Évaluer l’ef­fi­ca­cité de la forma­tion profes­sion­nelle est un enjeu de premier ordre, tant pour les États, que pour les acteurs écono­miques et les indi­vi­dus.

Par Éléo­nore Vrillon – Le 24 janvier 2019

Intro­duc­tion

La forma­tion profes­sion­nelle consti­tue, en France comme dans la majo­rité des pays euro­péens, un enjeu de premier plan. Elle repré­sente en effet un pilier de la crois­sance écono­mique au sein de la “société de la connais­sance” (CE, 2000). Dans un contexte de muta­tions constantes et rapides, cet inves­tis­se­ment en “capi­tal humain” (Becker, 1964) doit en effet permettre de susci­ter l’in­no­va­tion, d’ac­croître la produc­ti­vité, de soute­nir la compé­ti­ti­vité des entre­prises et des États (Foray, 2009). Pour les indi­vi­dus, la forma­tion profes­sion­nelle est tout autant déter­mi­nante car elle condi­tionne l’in­té­gra­tion profes­sion­nelle, le main­tien de l’em­ploya­bi­lité et doit permettre de sécu­ri­ser leurs trajec­toires profes­sion­nelles (CE, 2007). 

L’éva­lua­tion de l’ef­fi­ca­cité de la forma­tion profes­sion­nelle est ainsi un enjeu de premier ordre, tant pour les États, que pour les acteurs écono­miques et les indi­vi­dus. Il s’agit d’un outil de régu­la­tion déter­mi­nant des dépenses et actions réali­sées à cet effet. Or, en la matière, on ne peut que consta­ter de grandes dispa­ri­tés ainsi qu’une inégale qualité des méthodes et résul­tats d’éva­lua­tion. Plus géné­ra­le­ment, on observe une certaine faiblesse de leur mise en pratique par les orga­nismes de forma­tion profes­sion­nelle ou les entre­prises. Le constat soulevé par la cour des Comptes d’une “introu­vable” et “lacu­naire” évalua­tion de la forma­tion profes­sion­nelle reste d’ac­tua­lité (2007). 

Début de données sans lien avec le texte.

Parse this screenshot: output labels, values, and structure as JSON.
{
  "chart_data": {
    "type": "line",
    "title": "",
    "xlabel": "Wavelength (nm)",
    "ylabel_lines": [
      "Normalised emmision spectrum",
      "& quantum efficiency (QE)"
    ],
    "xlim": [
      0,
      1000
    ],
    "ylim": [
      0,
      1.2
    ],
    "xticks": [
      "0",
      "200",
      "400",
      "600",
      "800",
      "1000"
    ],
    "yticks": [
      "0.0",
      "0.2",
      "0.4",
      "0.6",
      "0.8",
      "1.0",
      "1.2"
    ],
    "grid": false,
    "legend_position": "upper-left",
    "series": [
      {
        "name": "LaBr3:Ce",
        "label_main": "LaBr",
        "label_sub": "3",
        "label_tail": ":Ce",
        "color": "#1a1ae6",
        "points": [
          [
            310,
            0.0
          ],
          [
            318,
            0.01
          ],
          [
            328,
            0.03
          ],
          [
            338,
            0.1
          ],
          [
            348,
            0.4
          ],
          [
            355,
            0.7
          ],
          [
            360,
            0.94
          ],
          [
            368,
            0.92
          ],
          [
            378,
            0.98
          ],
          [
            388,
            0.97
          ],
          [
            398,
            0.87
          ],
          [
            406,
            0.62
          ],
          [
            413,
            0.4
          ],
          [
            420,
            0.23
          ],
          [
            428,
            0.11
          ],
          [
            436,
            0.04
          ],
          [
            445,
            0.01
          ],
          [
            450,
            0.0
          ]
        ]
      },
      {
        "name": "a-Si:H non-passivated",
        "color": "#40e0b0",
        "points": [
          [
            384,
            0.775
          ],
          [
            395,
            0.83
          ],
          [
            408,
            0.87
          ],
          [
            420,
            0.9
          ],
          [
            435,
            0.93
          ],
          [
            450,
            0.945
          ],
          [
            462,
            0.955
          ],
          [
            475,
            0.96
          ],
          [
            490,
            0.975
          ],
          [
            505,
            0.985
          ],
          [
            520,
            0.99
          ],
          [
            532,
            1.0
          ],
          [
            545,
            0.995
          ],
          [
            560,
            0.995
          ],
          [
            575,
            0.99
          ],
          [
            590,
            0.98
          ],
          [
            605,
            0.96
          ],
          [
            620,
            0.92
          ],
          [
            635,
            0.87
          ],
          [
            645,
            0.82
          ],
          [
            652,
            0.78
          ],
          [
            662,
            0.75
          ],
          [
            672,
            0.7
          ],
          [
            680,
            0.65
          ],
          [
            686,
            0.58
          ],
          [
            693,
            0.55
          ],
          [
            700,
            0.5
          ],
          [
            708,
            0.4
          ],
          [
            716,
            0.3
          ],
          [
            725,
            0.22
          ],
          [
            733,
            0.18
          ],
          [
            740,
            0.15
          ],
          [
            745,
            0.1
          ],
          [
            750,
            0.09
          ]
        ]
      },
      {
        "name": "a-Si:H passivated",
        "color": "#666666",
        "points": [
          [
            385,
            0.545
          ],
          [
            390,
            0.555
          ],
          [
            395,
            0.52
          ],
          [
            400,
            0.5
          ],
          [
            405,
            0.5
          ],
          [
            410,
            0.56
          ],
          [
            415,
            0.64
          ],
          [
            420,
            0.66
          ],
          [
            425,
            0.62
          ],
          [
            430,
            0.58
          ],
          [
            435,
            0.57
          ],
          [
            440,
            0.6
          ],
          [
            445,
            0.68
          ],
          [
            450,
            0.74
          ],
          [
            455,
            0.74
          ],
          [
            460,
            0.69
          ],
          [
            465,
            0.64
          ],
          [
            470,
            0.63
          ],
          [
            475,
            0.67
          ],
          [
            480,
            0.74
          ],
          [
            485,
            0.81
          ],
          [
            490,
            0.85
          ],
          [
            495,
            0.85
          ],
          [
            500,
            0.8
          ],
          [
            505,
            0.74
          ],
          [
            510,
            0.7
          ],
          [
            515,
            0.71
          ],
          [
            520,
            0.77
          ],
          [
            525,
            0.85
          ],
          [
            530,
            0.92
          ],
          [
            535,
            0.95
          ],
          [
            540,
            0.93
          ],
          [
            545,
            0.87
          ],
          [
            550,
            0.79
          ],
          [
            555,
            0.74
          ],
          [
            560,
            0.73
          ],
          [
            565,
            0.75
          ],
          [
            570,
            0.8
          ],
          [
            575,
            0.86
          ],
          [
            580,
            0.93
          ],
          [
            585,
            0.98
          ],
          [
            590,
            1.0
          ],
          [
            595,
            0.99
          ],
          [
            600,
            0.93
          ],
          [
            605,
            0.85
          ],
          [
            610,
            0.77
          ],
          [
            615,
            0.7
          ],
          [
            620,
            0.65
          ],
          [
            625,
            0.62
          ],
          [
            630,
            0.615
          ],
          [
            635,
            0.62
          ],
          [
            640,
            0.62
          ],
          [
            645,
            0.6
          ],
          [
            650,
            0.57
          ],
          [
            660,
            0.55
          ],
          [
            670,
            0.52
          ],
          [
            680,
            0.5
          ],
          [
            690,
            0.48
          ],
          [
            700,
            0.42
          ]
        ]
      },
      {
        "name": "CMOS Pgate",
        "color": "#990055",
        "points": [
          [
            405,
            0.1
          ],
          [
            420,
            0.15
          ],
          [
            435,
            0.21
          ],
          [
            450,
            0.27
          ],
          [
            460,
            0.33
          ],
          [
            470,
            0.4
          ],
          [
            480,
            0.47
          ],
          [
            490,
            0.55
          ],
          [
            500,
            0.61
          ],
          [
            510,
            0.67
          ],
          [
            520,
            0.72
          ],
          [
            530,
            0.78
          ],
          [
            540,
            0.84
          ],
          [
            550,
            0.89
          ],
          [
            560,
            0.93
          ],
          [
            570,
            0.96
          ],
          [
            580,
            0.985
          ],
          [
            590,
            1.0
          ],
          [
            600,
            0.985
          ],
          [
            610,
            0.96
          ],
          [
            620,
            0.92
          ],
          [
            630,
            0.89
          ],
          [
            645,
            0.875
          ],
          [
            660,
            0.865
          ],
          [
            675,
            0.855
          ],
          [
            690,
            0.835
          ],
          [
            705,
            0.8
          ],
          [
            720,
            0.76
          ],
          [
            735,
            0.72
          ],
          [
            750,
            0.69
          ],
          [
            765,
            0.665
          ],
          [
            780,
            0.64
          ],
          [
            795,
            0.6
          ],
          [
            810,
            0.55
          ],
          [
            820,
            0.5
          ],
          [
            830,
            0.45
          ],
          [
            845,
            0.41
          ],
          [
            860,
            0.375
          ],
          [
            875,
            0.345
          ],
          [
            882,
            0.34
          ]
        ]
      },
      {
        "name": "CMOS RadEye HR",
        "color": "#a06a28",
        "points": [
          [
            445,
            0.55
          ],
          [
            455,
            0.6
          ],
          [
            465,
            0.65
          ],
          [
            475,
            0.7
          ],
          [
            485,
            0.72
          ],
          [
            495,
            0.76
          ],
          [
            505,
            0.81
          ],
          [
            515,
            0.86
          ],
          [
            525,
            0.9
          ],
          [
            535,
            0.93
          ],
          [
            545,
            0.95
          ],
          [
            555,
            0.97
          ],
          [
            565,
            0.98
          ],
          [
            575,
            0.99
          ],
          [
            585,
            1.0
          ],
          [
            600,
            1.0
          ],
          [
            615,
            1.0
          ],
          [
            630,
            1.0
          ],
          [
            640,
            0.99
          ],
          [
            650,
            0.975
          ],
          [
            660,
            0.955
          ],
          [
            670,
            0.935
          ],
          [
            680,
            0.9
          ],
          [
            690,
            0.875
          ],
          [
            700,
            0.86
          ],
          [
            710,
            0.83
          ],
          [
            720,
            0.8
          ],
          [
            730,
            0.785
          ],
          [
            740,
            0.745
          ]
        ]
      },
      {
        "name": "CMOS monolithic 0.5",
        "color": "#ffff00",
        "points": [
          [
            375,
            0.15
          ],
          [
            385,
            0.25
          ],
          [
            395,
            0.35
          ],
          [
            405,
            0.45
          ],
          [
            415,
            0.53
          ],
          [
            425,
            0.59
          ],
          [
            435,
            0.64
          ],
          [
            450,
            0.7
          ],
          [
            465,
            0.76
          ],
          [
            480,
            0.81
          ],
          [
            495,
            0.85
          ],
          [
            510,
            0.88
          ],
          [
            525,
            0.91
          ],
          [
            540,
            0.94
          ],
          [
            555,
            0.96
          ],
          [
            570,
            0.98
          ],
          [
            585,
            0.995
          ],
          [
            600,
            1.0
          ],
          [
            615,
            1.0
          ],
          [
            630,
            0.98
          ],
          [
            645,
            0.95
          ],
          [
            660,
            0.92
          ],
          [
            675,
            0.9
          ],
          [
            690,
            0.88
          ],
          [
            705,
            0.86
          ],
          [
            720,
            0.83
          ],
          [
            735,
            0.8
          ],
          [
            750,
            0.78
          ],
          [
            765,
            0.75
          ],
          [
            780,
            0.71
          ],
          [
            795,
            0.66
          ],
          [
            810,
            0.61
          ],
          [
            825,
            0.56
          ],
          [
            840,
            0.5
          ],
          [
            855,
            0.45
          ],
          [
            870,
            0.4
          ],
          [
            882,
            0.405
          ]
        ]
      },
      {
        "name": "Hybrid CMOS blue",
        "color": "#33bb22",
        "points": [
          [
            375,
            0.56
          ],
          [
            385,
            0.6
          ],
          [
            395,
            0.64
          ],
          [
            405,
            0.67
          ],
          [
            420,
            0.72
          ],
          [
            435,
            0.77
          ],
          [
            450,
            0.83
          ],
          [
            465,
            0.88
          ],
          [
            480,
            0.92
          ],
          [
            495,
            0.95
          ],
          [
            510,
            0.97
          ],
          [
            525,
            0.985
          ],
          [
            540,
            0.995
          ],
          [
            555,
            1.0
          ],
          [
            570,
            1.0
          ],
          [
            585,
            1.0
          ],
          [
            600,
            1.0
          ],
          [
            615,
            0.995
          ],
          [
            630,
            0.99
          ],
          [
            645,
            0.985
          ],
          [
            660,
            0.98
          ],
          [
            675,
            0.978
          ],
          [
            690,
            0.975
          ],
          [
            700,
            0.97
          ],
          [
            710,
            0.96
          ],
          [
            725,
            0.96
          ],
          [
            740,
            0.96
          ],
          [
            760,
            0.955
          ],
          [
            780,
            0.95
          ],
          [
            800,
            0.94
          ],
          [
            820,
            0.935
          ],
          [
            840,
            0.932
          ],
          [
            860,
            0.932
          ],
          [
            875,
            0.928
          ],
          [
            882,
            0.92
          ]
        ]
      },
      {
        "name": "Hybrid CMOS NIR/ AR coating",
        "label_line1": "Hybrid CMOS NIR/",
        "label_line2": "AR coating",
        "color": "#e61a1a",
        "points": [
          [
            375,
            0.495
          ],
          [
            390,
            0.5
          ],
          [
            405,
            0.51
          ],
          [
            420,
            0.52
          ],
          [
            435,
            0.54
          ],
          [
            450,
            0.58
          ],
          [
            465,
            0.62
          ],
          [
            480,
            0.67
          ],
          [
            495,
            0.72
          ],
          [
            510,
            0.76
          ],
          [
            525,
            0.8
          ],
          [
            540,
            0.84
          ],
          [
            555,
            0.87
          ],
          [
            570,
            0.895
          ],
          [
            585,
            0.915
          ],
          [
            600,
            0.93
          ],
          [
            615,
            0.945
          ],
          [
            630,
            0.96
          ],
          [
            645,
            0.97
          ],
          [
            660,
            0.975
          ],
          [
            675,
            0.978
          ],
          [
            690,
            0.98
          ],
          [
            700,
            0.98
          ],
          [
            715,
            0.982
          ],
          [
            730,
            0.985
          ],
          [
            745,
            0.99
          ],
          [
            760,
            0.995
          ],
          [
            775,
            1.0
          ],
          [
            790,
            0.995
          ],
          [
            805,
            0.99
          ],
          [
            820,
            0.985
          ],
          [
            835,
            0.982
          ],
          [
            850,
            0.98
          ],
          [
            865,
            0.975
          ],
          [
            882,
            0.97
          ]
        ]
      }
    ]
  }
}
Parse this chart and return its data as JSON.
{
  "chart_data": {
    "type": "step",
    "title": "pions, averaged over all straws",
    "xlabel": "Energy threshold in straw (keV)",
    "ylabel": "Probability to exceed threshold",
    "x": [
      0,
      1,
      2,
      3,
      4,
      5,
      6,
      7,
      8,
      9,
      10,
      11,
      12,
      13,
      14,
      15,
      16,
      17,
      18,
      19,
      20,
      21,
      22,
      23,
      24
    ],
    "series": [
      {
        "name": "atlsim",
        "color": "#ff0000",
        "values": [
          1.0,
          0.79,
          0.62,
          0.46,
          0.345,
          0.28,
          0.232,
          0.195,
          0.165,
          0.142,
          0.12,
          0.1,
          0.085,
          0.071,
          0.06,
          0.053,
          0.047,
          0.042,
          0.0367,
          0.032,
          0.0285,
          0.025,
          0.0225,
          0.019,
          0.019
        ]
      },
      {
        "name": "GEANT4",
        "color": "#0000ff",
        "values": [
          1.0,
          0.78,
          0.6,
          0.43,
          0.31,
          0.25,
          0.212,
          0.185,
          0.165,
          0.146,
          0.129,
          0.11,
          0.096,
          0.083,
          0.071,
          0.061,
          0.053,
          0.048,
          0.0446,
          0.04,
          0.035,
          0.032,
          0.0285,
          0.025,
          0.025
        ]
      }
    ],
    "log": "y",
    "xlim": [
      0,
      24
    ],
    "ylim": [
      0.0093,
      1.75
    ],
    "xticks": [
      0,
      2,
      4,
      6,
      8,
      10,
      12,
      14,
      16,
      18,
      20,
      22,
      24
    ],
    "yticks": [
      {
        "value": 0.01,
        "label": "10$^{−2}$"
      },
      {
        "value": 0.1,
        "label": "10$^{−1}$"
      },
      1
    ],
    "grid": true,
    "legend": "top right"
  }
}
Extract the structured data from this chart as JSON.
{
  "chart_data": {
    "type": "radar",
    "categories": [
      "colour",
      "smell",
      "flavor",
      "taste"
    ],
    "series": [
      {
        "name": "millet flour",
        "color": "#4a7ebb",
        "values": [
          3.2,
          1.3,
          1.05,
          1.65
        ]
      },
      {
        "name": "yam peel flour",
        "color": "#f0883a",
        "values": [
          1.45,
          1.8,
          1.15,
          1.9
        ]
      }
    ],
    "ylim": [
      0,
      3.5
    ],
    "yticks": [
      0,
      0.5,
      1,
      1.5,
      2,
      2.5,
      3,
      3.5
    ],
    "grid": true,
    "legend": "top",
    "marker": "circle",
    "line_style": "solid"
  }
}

Comment comprendre une telle faiblesse compa­ra­ti­ve­ment aux enjeux stra­té­giques et au coût de la forma­tion profes­sion­nelle ?


L’ef­fi­ca­cité de la forma­tion profes­sion­nelle : une ques­tion de points de vue

Rappe­lons, pour commen­cer, que si la forma­tion profes­sion­nelle fait en France l’objet d’une obli­ga­tion légale de dépenses pour les entre­prises, qui y consacrent d’im­por­tants budgets, il n’est en revanche pas obli­ga­toire d’éva­luer ces actions de forma­tion.
Pour autant, l’ab­sence de contraintes légales ne saurait être le seul élément expliquant la faiblesse de l’éva­lua­tion de l’ef­fi­ca­cité de la forma­tion profes­sion­nelle en France. 

Cher­cher à évaluer l’ef­fi­ca­cité de la forma­tion profes­sion­nelle implique une acti­vité réflexive. Cette démarche néces­site en premier lieu d’iden­ti­fier les parties-prenantes impliquées dans les actions de forma­tion. Il faut ainsi se deman­der :

  • Pour qui une forma­tion profes­sion­nelle est-elle effi­cace ?
  • Qui sont ces parties prenantes ? S’agit-il des sala­riés, des entre­prises, des service de forma­tion, des concep­teurs de forma­tions… ? 
  • Quels sont les objec­tifs qu’ils pour­suivent ?

En se posant ces premières ques­tions, l’éva­lua­teur est en mesure de spéci­fier son action, d’adap­ter son proto­cole et ses indi­ca­teurs d’éva­lua­tion.
Illus­trons le propos. 

En France, l’État est un acteur central de la forma­tion profes­sion­nelle. Il déter­mine le cadre légal des actions menées et les encou­rage auprès des diffé­rents acteurs concer­nés. Ses objec­tifs sont, entre autres, de géné­ra­li­ser le recours à la forma­tion profes­sion­nelle afin de réduire le chômage, de faci­li­ter l’ac­cès à l’em­ploi ou encore de main­te­nir l’em­ploya­bi­lité et de sécu­ri­ser les parcours profes­sion­nels de ceux en emploi (Béduwé, 2015).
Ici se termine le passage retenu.